You’ve broken down and against your better judgment have decided to allow your older toddler or preschooler to host a slumber party. Unfortunately, the threats of hyper children running amok in your home or a spilled glass of grape juice are the least of your worries. Home sickness, boredom and a minor misunderstanding can all turn an otherwise successful sleepover into a full-fledged drama fest. Prevent a complete breakdown — and the inevitable midnight call to an annoyed parent — by planning ahead and keeping all the kids well-fed and occupied.
Start planning your sleepover at least one month in advance. This may seem excessive, but the more thought-out the event, the less likely you’ll have a group of screaming children running around destroying your home. Create an insanely detailed itinerary that is filled with engaging activities, from a make-your-own pizza bar and fashion show to a kid-friendly film and pre-bedtime story.
Create a realistic guest list. Your child might come home with a list that includes every kid in his daycare or playgroup, so it’s up to you to keep it simple. Consider only inviting children who’ve been to your home on previous occasions or the kids of your close friends and neighbors. The American Psychological Association also suggests only inviting kids who know and get along with each other.
Speak to the children’s parents beforehand to get the inside scoop on how to handle their child’s foibles. For instance, if the child has suffered a severe case of homesickness in the past, ask how her parents handled it, and if they want to be contacted immediately. Is the child going to be OK sleeping in the basement, or is it better that everyone sleeps in your child’s bedroom? If a punishment is warranted, ask the parent what is an acceptable way to discipline the child, such as using time out or loss of privileges. Go ahead and ask every probing question you can think of to ensure the kids are all relaxed and comfortable at your home.
Lay down some house rules once the party goers show up.

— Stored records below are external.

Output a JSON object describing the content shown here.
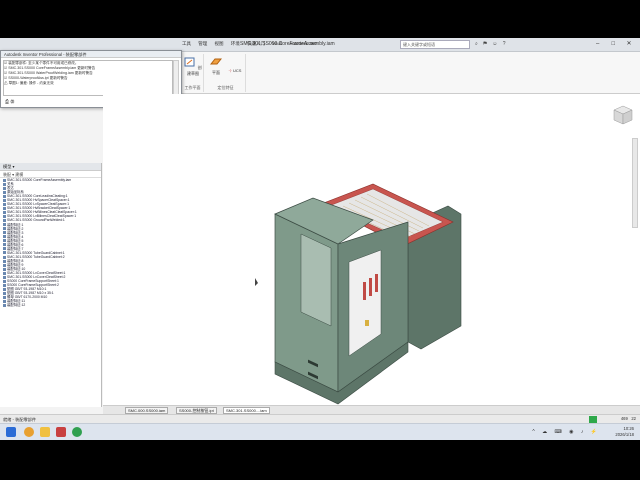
{
  "window": {
    "title": "SMC.301.SS000 CoreFrameAssembly.iam",
    "search_placeholder": "键入关键字或短语",
    "menu_tabs": [
      "工具",
      "管理",
      "视图",
      "环境",
      "快速入门",
      "Vault",
      "Autodesk 360"
    ]
  },
  "ribbon": {
    "groups": [
      {
        "label": "工作平面",
        "buttons": [
          "创建草图"
        ]
      },
      {
        "label": "定位特征",
        "buttons": [
          "平面",
          "UCS"
        ]
      }
    ]
  },
  "dialog": {
    "title": "Autodesk Inventor Professional - 装配零部件",
    "lines": [
      "☑ 装配零部件: 至少某个零件不可用或已修改。",
      "  ☑ SMC.301.SS000 CoreFrameAssembly.iam  更新时警告",
      "    ☑ SMC.301.SS000 WaterProofWelding.iam  更新时警告",
      "      ☑ SS000-WaterproofAss.ipt  更新时警告",
      "        ⚠ 草图1: 偏差: 操作 - 约束无效"
    ],
    "buttons": {
      "ok": "确定",
      "cancel": "取消"
    }
  },
  "browser": {
    "header": "模型 ▾",
    "tabs": "装配 ▾  建模",
    "items": [
      "SMC.301.SS000 CoreFrameAssembly.iam",
      "关系",
      "表达",
      "原始坐标系",
      "SMC.301.SS000 CoreLeadinsCleating:1",
      "SMC.301.SS000 HvSpacerCleatSpacer:1",
      "SMC.301.SS000 LvSpacerCleatSpacer:1",
      "SMC.301.SS000 HvBracketCleatSpacer:1",
      "SMC.301.SS000 HvBilinesCleatCleatSpacer:1",
      "SMC.301.SS000 LvBilinesCleatCleatSpacer:1",
      "SMC.301.SS000 GroundPanWelded:1",
      "装配特征:1",
      "装配特征:2",
      "装配特征:3",
      "装配特征:4",
      "装配特征:5",
      "装配特征:6",
      "装配特征:7",
      "SMC.301.SS000 TubeGuardCabinet:1",
      "SMC.301.SS000 TubeGuardCabinet:2",
      "装配特征:8",
      "装配特征:9",
      "装配特征:10",
      "SMC.301.SS000 LvCoverCleatSheet:1",
      "SMC.301.SS000 LvCoverCleatSheet:2",
      "SS000 CoreFrameSupportSheet:1",
      "SS000 CoreFrameSupportSheet:2",
      "垫圈 GB/T 93-1987 M10:1",
      "垫圈 GB/T 93-1987 M10 x 35:1",
      "螺母 GB/T 6170-2000 M10",
      "装配特征:11",
      "装配特征:12"
    ]
  },
  "doc_tabs": [
    "SMC.000.SS000.iam",
    "SS000-控制按钮.ipt",
    "SMC.301.SS000....iam"
  ],
  "status": {
    "left": "就绪 - 装配零部件",
    "right_a": "469",
    "right_b": "22"
  },
  "taskbar": {
    "time": "10:26",
    "date": "2026/1/18"
  },
  "colors": {
    "cabinet": "#7f9a8a",
    "cabinet_dark": "#5d7568",
    "frame_red": "#c8554f",
    "ribbon_bg": "#f7f7f7"
  }
}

For instance, let them know your bedroom and the basement are off-limits, but also let the kids know you’re available at all hours in the event of a fight or a bad case of missing their mommy.
Break up any arguments immediately and if one of the kids is teasing another, let him know that your house is a “no bullying zone.” If the child continues to tease, gently and appropriately punish him according to his parent's wishes. If the fight has erupted over a disagreement about which Fresh Beat Band episode to watch or whether to play dress up or decorate cupcakes first, "Parenting" recommends allowing the kids to vote. The majority gets the first choice, but that one dissenting voice that wants to watch a different video gets his turn next.
Comfort a child suffering from homesickness as much as possible, but know when to give in and take her home. If the child is adamant about sleeping in her own bed, drive her home, if possible; otherwise wait for her mom and dad to pick her up. Occupy her with a story or video until mom and dad arrive.
Set a bedtime, and stick to it. Let the kids know that bedtime is at a certain hour and give them plenty of reminders throughout the night. About 30 minutes before bedtime, get everyone settled in their sleeping bags and read them a goodnight story. If you hear any late-night giggling, let it go. Just remember that your child will just have to live with fewer hours of sleep, or give yourself a break and take a well-deserved nap with your groggy toddler or preschooler after everyone goes home.
- Think long and hard before agreeing to host a slumber party, especially if it’s your child’s first. Is he ready for this? Should you hold off until your toddler or preschooler is a little older?
- Allow everyone to wake up on their own schedule. Provide a quiet activity and a healthy breakfast for early risers, but avoid meltdowns by allowing late-sleepers to get that extra hour of rest.